Archive for April, 2013

Curation – new social media workflow or another web 2.0 buzzword?

Sunday, April 28th, 2013

I’ve been asked to present various aspects of how I use social media at a number of academic events and training sessions recently. I’ve always been reluctant to over-emphasise my own social media practice in my workshops for reasons I’ve explained previously, but I welcome any opportunities for shared practice when it allows for multiple and diverse perspectives.

If I have to nail it down, there are only four platforms I would really call essential. This blog and my Twitter account are those most known to external audiences. I use a desktop-based RSS reader, Vienna (Mac OS X only) to aggregate feeds from approximately 200 blogs (listed here in my blogroll) and various additional websites, and for many years I have used social bookmarking for collating and managing web resources (I switched from Delicious to Pinboard in response to the much-publicised ownership and design changes, though keep both sites active). Many academics are rightly concerned with how time-consuming social media might be. Therefore, I’ve found it useful to conceptualise how I engage with these key platforms through varying schedules within an informal workflow of key interrelated academic activities.

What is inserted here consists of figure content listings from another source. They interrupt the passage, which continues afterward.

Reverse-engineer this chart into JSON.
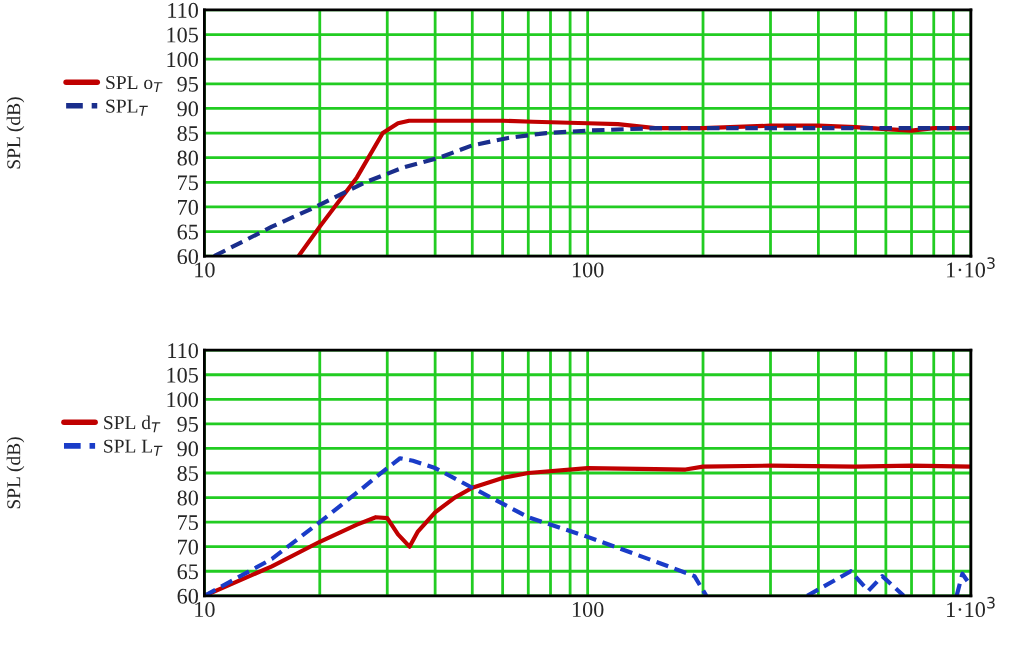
{
  "chart_data": [
    {
      "type": "line",
      "ylabel": "SPL (dB)",
      "xlim": [
        10,
        1000
      ],
      "ylim": [
        60,
        110
      ],
      "log": "x",
      "grid": true,
      "legend": "left",
      "xticks": [
        10,
        {
          "value": 20,
          "label": null
        },
        {
          "value": 30,
          "label": null
        },
        {
          "value": 40,
          "label": null
        },
        {
          "value": 50,
          "label": null
        },
        {
          "value": 60,
          "label": null
        },
        {
          "value": 70,
          "label": null
        },
        {
          "value": 80,
          "label": null
        },
        {
          "value": 90,
          "label": null
        },
        100,
        {
          "value": 200,
          "label": null
        },
        {
          "value": 300,
          "label": null
        },
        {
          "value": 400,
          "label": null
        },
        {
          "value": 500,
          "label": null
        },
        {
          "value": 600,
          "label": null
        },
        {
          "value": 700,
          "label": null
        },
        {
          "value": 800,
          "label": null
        },
        {
          "value": 900,
          "label": null
        },
        {
          "value": 1000,
          "label": "1·10$^{3}$"
        }
      ],
      "yticks": [
        60,
        65,
        70,
        75,
        80,
        85,
        90,
        95,
        100,
        105,
        110
      ],
      "series": [
        {
          "name": "SPL o$_{T}$",
          "color": "#c00000",
          "line_style": "solid",
          "x": [
            17.6,
            20,
            25,
            29.2,
            32,
            34.2,
            40,
            60,
            72,
            100,
            120,
            150,
            200,
            300,
            400,
            500,
            600,
            700,
            800,
            1000
          ],
          "values": [
            60,
            66,
            76,
            85,
            87,
            87.5,
            87.5,
            87.5,
            87.3,
            87,
            86.8,
            86,
            86,
            86.5,
            86.5,
            86.2,
            85.8,
            85.5,
            86,
            86
          ]
        },
        {
          "name": "SPL$_{T}$",
          "color": "#1a2e8c",
          "line_style": "dashed",
          "x": [
            10.6,
            15,
            19.5,
            26.3,
            33,
            41,
            50,
            62,
            78,
            100,
            150,
            200,
            300,
            500,
            700,
            1000
          ],
          "values": [
            60,
            66,
            70,
            75,
            78,
            80,
            82.5,
            84,
            85,
            85.5,
            86,
            86,
            86,
            86,
            86,
            86
          ]
        }
      ]
    },
    {
      "type": "line",
      "ylabel": "SPL (dB)",
      "xlim": [
        10,
        1000
      ],
      "ylim": [
        60,
        110
      ],
      "log": "x",
      "grid": true,
      "legend": "left",
      "xticks": [
        10,
        {
          "value": 20,
          "label": null
        },
        {
          "value": 30,
          "label": null
        },
        {
          "value": 40,
          "label": null
        },
        {
          "value": 50,
          "label": null
        },
        {
          "value": 60,
          "label": null
        },
        {
          "value": 70,
          "label": null
        },
        {
          "value": 80,
          "label": null
        },
        {
          "value": 90,
          "label": null
        },
        100,
        {
          "value": 200,
          "label": null
        },
        {
          "value": 300,
          "label": null
        },
        {
          "value": 400,
          "label": null
        },
        {
          "value": 500,
          "label": null
        },
        {
          "value": 600,
          "label": null
        },
        {
          "value": 700,
          "label": null
        },
        {
          "value": 800,
          "label": null
        },
        {
          "value": 900,
          "label": null
        },
        {
          "value": 1000,
          "label": "1·10$^{3}$"
        }
      ],
      "yticks": [
        60,
        65,
        70,
        75,
        80,
        85,
        90,
        95,
        100,
        105,
        110
      ],
      "series": [
        {
          "name": "SPL d$_{T}$",
          "color": "#c00000",
          "line_style": "solid",
          "x": [
            10,
            15,
            20,
            25,
            28,
            30,
            32,
            34.3,
            36,
            40,
            45,
            50,
            60,
            70,
            100,
            150,
            180,
            200,
            300,
            500,
            700,
            1000
          ],
          "values": [
            60,
            66,
            71,
            74.5,
            76,
            75.8,
            72.5,
            70,
            73,
            77,
            80,
            82,
            84,
            85,
            86,
            85.8,
            85.7,
            86.3,
            86.5,
            86.3,
            86.5,
            86.3
          ]
        },
        {
          "name": "SPL L$_{T}$",
          "color": "#1a3cc8",
          "line_style": "dashed",
          "x": [
            10,
            15,
            20,
            25,
            30,
            32.4,
            35,
            40,
            50,
            70,
            100,
            150,
            190,
            204,
            290,
            374,
            486,
            540,
            587,
            668,
            800,
            918,
            950,
            1000
          ],
          "values": [
            60,
            67.5,
            75,
            81,
            86,
            88,
            87.5,
            86,
            82,
            76,
            72,
            67,
            64,
            60,
            null,
            60,
            65,
            61,
            64,
            60,
            null,
            60,
            64.5,
            62
          ]
        }
      ]
    }
  ]
}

In developing this, I’m reminded how I have so far chosen not to routinely use any of an increasing number of emergent social media such as Pinterest, and Bundlr (beyond the usual playing around with them). These and other sites represent a diverse range of ostensibly visual platforms that have been loosely referred to as ‘curation’ tools. One can see how they might fit conceptually in such workflows, but do they offer us anything original? How does one attempt to contextualise the potential of these sites within established social media practices beyond that of a reified set of new tools or just another web 2.0 buzzword?

The term implies the addition of a more purposeful creative output or narrative. In short, we might refer to curation as the collecting and managing of web-based resources but with added context, or:

Curation = collecting + managing + context

These social media offer the potential to extend the type of time-efficiency processes of sourcing and collating content described above by incorporating enhanced social and performative affordances. In doing so, they introduce new opportunities for educators and researchers to organise and themetize resources, synthesise key concepts and narratives, and develop personal and collaborative digital ethnographies and datasets.

Here’s another angle. One of the participants in my PhD research (let’s call him Jack) pre-empted the emergence of these media in his explorative blogging activities. An interdisciplinary PhD student with an Arts-practice and teaching background, Jack began developing a ‘scrapbook’ style blog (using Posterous) with numerous and frequent posts comprising short notes and ‘jottings’, digital photos, short videos, and visual scans of sketches and mindmaps. He then began tagging these posts and reassembling them thematically through some quite extensive experimenting with third-party gallery themes and the digital note-taking site Evernote.

He primarily used these as part of a daily exercise to explore wider conceptual themes related to his research, often through the development of visual metaphors and various pattern forming techniques. Jack drew on educationalist Joe Kincheloe’s interpretation of ‘bricolage’ as a holistic framing of research project work, in which the positionality of the researcher is seen as a legitimate methodological tool. He explained to me:

“I just see it as a way of expanding on the potential conceptualisation of the project, the PhD generally, and where I am right now… a way of sort of re-establishing myself in the project everyday.”

Jack had originally developed these activities ‘offline’ using paper, pens and clippings, and the shift to a digital space enabled him to develop a more sustained and reproducible platform for documenting the process. The widespread emergence of the aforementioned curation tools coincided with the tail end of Jack’s participation in my research, and I left him contemplating their potential usefulness. He has recently launched a new Pinterest site – no doubt partly hastened by the imminent shutting down of Posterous – where he is currently exploring similar creative processes.

There is no doubt that Jack’s prior explorative work represents a far more nuanced, purposeful and practice-led approach to his current activities with Pinterest than can be claimed by most users. How many of us adopt specific social media without prior recognition of a need? Often it seems, they provide solutions to problems we didn’t realise we had. At least in Jack’s case, Pinterest provides a ‘ready-made’ approximation (of sorts) to a process he had previously attempted to resolve in his Posterous/Endnote work-arounds, and there is a lot to be admired in that personal trajectory. There is now perhaps the danger that in the transference of this activity to Pinterest, it may represent a form of reification, which, as Wenger (1998) suggests, can ‘ossify’ the creative and productive process.

My continued reliance on feed reading and bookmarking web resources seems positively ‘old school’ in comparison, but I believe these are reliable and effective methods which I have been able to integrate and refine within reasonably efficient everyday activities. I’m yet to be convinced how the current crop of curation tools can add value to what I personally want to do right now, but I remain open to future developments.


Wenger, E. (1998). Communities of practice: Learning, meaning and identity, Cambridge: Cambridge University Press.